The peritonitis was determined as previously described [56,57]. The mice were treated (p.o.) with 5% DMSO plus saline, 10 mg kg⁻¹ indomethacin and ICMD-01 at 50 mg kg⁻¹. After 1 h of the treatment, the animals were intraperitoneally injected with 2% zymosan. After 4 h, the animals were euthanized, and 3 mL of heparinized PBS was injected into the peritoneal cavity. The cells were resuspended in 500 μL PBS and an aliquot of 10 μL was diluted with Turk’s solution (1:20). The total leukocytes were counted in a Neubauer chamber using a light microscope, examining four external quadrants.

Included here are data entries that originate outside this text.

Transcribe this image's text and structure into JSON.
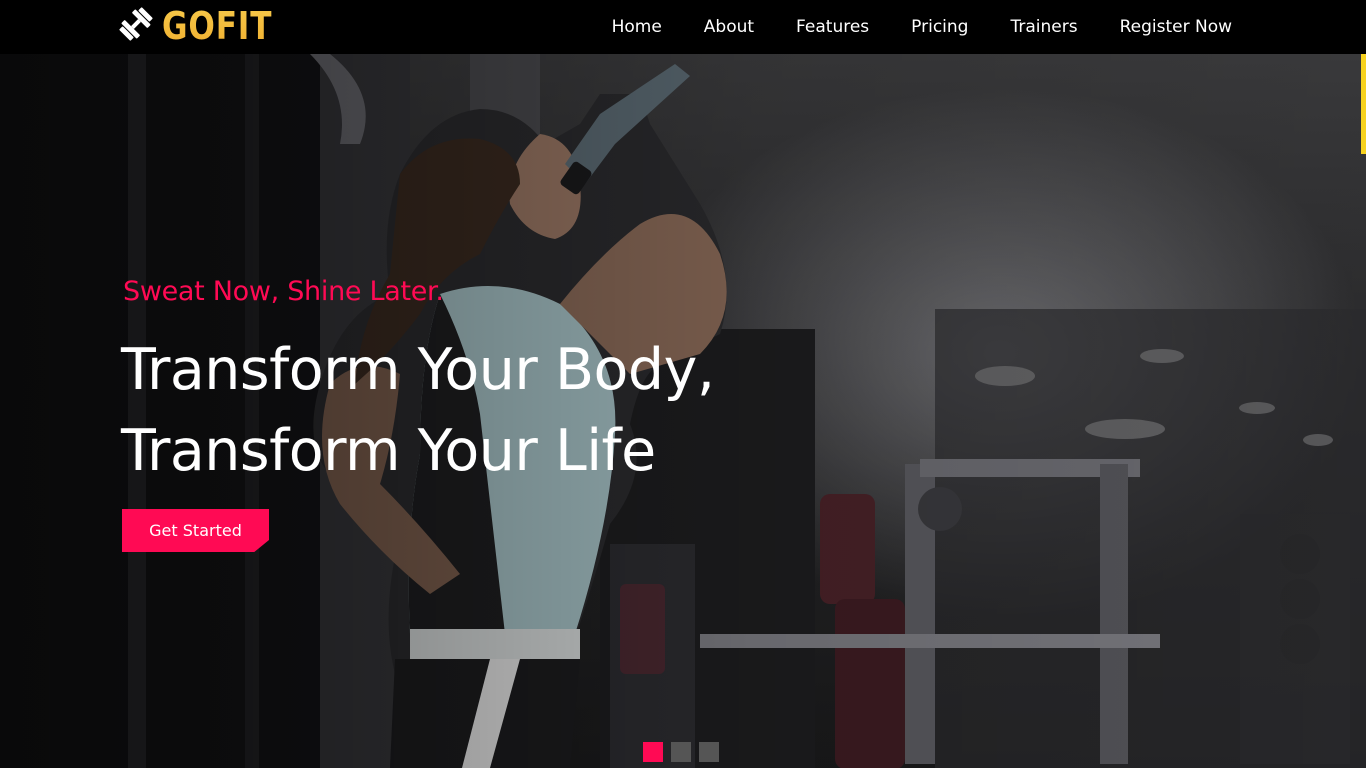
{
  "brand": {
    "name": "GOFIT",
    "icon": "dumbbell-icon"
  },
  "nav": {
    "items": [
      {
        "label": "Home"
      },
      {
        "label": "About"
      },
      {
        "label": "Features"
      },
      {
        "label": "Pricing"
      },
      {
        "label": "Trainers"
      },
      {
        "label": "Register Now"
      }
    ]
  },
  "hero": {
    "tagline": "Sweat Now, Shine Later.",
    "headline_line1": "Transform Your Body,",
    "headline_line2": "Transform Your Life",
    "cta_label": "Get Started",
    "slide_count": 3,
    "active_slide": 1
  },
  "colors": {
    "accent": "#ff0a54",
    "brand_gold": "#f7c94a",
    "nav_bg": "#000000",
    "scroll_accent": "#f7d21e"
  }
}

Ulcerogenic Liability Study

The ICMD-01 has been tested for its ulcerogenic liability using the previously reported method with adaptations [58]. The control group received the vehicle (5% DMSO plus saline) while the other group received the test compound at a dose of 50 mg kg⁻¹; then animals were fed after 2 h. Mice were given the specified fosse orally for seven successive days. Mice were euthanized 2 h after the last dose; then the stomach of each mouse was removed and opened along the greater curvature for determination of the ulcer number and ulcer index.

3.6. Statistical Analysis

Data are presented as means ± standard errors of the means (SEM) of measurements made on 6–9 animals in each group. Comparisons between three or more treatments were made using one-way ANOVA with Tukey’s post-hoc test, or for repeated measures, two-way ANOVA with Bonferroni’s post-hoc test, as appropriate. All data were analyzed using Prism 5 Computer Software (GraphPad, San Diego, CA, USA). Statistical differences were considered to be significant at p < 0.05.

4. Conclusions

Altogether, this study demonstrates for the first time, the in vivo anti-inflammatory properties of the phenylacrylamide derivative ICMD-01. Results suggest that the anti-inflammatory effects of this new compound may partially be related to the suppression of mediators, such as cytokines, nitric oxide and prostaglandin. This preliminary study supports ICMD-01 as a strong anti-inflammatory drug candidate that exhibits potentiated pharmacological responses and slighter undesirable effects related to gastrointestinal damage associated with the prolonged use of conventional drugs.

5. Patents

Privilege of Innovation. Registration number: BR10201902032; title: Hybrid Compounds (E)-2-Cyano-3-(1H-indol-3-yl) N-phenylacrylamide with immunomodulatory, anti-inflammatory and analgesic potential. Registration institution: INPI—Instituto Nacional da Propriedade Industrial. Deposit: 29/09/2019.